Borrowing Money for College

When preparing for college, take the time to research your options for a loan. If you think you need a loan, do your homework and ask lots of questions before settling on one. Among the many options are federal government loan programs, including "PLUS" loans for parents and Perkins and Stafford loans for students (usually with fixed interest rates and some form of deferment on repayment until after graduation). Also available are loans from private financial institutions and state government agencies Of course, you'll want to know whether a loan is fixed- or variable-rate and what could trigger a rate increase. But student loans may have unusual features to consider. In particular, ask about any options for delaying payment until after graduation and any policies on "forbearance" (temporarily reducing or postponing payments from a borrower in financial distress). Also find out about any rebates for on-time payments and other incentives for good performance.
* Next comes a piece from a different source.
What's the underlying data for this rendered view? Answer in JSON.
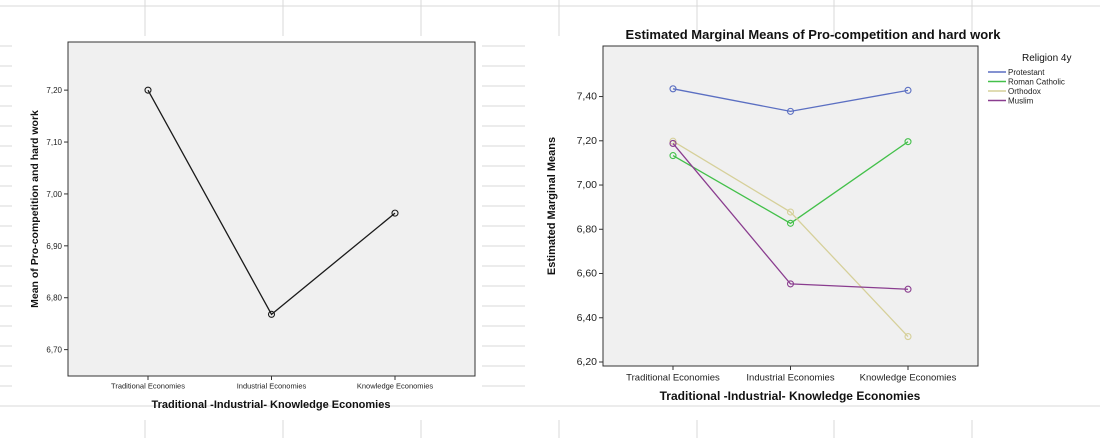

"There are often substantial differences between private loans and student loans guaranteed or insured by the government," noted Luke Reynolds, an FDIC Community Affairs Specialist. "A private lender likely will offer both types of loans, so be sure to ask questions to fully understand the pros and cons of any loan product."
Your state's department of education and the college's financial aid department may be good resources. Don't depend on your school to pick the right loan or lender, though. Some colleges and private lenders have been scrutinized for conflicts of interest in steering students toward "preferred lenders."